Interesting article on energy policy and how we're stuck into dumb long term positions.
Housing policy, too, needs to change. Supporting consumer spending on buying a new home instead of renting or rehabilitating an older home in the inner-city has led to suburban sprawl. Not only does this mean people drive more and drive farther but that they live in detached houses and work in suburban office parks and strip malls, all of which consume more energy than apartment buildings, town houses, and urban skyscrapers. We need to stop favoring new homeownership over renting (via the mortgage interest tax deduction and other subsidies). Decreasing the emphasis on homeownership and single-family home development will have the added benefits of preventing future housing bubbles and increasing socioeconomic and racial integration.

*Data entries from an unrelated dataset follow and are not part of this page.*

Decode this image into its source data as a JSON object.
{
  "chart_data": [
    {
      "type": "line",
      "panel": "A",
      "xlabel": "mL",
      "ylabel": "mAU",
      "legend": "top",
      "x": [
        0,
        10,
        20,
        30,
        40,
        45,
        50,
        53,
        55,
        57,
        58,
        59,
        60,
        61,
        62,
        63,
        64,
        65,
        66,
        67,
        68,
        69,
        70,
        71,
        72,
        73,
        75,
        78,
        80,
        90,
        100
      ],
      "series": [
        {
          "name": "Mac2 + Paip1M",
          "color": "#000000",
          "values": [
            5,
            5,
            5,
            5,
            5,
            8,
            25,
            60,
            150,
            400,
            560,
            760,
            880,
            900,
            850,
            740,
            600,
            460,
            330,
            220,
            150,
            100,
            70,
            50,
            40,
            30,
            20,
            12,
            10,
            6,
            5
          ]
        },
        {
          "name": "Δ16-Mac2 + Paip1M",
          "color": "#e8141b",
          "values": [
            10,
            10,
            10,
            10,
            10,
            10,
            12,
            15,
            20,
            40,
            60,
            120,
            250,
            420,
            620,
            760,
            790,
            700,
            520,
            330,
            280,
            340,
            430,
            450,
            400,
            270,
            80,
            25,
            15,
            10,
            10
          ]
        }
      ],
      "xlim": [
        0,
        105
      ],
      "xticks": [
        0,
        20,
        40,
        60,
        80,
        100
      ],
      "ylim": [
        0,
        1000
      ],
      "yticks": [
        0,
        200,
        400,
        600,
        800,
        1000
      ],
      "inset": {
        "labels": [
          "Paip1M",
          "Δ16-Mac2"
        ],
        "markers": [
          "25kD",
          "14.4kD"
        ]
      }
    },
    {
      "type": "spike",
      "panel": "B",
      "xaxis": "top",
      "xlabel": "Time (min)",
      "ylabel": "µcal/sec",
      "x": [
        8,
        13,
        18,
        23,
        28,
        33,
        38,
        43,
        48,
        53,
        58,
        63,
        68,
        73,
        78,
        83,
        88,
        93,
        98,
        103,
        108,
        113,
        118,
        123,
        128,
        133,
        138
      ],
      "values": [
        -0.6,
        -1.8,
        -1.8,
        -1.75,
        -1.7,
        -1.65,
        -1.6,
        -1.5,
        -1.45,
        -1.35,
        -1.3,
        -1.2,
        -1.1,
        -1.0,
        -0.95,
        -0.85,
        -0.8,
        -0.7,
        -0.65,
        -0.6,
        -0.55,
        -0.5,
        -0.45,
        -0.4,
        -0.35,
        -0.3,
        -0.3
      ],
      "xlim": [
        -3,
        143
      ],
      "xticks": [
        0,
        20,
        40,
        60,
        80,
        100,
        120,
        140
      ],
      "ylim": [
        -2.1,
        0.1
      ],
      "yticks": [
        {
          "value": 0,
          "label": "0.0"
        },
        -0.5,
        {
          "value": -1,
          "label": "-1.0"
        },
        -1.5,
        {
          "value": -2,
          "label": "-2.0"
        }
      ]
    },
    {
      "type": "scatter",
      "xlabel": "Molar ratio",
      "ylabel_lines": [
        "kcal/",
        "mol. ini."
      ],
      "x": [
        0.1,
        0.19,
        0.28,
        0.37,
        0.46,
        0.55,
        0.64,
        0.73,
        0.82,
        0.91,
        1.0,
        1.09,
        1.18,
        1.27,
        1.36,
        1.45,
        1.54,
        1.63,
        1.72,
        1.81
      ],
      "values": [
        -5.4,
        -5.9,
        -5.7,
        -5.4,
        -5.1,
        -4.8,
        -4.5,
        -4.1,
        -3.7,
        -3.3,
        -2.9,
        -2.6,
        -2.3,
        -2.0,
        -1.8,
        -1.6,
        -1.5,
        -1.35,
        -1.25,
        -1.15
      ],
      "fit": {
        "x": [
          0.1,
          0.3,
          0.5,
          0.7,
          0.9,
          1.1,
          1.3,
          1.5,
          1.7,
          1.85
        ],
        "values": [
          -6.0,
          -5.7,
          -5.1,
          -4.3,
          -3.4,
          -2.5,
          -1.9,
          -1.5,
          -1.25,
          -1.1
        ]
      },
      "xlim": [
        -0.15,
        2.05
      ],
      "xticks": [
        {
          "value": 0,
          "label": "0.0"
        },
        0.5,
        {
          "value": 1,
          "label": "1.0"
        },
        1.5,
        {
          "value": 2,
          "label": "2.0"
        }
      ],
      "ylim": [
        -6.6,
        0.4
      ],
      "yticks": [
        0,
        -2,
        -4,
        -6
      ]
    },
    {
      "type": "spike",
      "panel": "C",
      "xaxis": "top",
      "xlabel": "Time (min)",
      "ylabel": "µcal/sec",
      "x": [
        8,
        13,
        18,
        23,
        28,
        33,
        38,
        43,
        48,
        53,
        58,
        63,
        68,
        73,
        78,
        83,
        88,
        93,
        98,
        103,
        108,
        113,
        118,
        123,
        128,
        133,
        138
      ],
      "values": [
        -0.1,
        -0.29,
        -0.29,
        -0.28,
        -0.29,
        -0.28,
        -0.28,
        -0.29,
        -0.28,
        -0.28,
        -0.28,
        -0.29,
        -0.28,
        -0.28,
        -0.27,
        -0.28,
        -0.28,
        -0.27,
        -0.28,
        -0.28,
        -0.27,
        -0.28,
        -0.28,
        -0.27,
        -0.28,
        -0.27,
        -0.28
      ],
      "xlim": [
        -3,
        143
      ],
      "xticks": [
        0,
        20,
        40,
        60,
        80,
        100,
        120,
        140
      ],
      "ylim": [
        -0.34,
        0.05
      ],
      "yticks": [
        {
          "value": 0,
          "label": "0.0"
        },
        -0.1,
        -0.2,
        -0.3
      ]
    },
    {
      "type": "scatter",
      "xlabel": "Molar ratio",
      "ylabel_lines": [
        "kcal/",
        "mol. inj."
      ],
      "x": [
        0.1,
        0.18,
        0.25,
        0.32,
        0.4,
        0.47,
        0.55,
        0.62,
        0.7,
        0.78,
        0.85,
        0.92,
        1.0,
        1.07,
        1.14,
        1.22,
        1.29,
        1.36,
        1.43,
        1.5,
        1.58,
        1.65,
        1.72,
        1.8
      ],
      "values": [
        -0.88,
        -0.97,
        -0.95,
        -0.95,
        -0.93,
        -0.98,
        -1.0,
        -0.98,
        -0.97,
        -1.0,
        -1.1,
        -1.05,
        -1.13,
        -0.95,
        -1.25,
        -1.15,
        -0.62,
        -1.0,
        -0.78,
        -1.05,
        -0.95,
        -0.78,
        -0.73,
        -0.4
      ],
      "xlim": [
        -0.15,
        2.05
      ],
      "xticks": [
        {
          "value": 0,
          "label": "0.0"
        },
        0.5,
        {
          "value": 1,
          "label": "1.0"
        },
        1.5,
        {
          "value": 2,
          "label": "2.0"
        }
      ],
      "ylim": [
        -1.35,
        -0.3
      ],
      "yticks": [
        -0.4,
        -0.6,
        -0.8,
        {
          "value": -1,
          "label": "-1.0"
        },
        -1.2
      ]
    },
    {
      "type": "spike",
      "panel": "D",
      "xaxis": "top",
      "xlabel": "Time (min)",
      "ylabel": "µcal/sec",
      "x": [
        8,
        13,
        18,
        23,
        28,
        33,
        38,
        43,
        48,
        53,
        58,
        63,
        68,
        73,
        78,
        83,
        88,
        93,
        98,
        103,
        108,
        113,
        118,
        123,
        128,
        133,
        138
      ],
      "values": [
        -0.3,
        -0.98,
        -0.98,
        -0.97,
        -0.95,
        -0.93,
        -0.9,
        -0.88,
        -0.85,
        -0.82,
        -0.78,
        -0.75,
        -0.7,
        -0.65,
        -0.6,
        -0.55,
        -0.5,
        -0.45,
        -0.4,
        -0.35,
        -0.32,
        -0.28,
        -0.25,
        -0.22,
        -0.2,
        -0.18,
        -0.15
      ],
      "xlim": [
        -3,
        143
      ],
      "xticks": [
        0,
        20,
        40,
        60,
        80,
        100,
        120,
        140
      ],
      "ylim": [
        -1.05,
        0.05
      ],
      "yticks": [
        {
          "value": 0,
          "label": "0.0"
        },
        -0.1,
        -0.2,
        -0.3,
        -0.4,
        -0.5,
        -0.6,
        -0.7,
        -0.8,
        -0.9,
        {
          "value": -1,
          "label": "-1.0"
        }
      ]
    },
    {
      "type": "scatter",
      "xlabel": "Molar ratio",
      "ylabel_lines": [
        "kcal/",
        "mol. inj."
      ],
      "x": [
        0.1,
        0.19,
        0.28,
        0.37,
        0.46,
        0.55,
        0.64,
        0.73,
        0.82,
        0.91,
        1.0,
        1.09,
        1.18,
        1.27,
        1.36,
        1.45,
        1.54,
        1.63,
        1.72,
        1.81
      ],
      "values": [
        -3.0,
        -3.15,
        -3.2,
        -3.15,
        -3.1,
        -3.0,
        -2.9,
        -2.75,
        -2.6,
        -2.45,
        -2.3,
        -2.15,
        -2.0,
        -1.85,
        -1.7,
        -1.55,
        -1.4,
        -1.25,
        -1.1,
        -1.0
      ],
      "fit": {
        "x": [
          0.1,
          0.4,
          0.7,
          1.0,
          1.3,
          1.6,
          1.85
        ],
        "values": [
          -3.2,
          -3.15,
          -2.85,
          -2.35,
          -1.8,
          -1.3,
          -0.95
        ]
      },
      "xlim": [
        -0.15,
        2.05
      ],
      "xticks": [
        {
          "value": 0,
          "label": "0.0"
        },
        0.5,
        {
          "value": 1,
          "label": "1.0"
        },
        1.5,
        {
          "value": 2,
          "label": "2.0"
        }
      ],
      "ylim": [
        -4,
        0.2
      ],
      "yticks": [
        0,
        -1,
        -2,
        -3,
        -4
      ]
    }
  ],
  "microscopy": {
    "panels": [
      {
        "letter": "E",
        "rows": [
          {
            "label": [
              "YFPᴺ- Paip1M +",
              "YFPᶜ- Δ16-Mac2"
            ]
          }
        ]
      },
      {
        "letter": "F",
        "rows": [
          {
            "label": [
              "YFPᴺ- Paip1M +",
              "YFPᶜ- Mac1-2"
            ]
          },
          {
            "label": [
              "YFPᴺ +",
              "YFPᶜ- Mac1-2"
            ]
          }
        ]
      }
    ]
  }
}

Middle-class families are also lured to the suburbs by education policies that allow those schools to be so much better than the ones in inner cities. Whereas many countries finance schools largely through general revenues at the national or regional level, the U.S. leaves most school funding up to localities, which often rely largely on property taxes. The result? Suburban school districts have more advantaged populations and better resources. Most suburban students rely on school buses or cars to get to school. This, of course, uses more oil than walking and the cost of all that gas guzzling has become a major problem for districts struggling with rising gas prices. But the bigger problem is that the socioeconomically segregated schools create inequality of opportunity and, from a land-use perspective, this means that middle-class families will keep leaving the city to give their children a better chance in life. If we raised state and federal income taxes and provisioned funding more equally across districts and also created regional mega-districts to integrate suburban and urban school districts, we could remove this incentive for white flight and suburban sprawl.
Interesting connections being made here.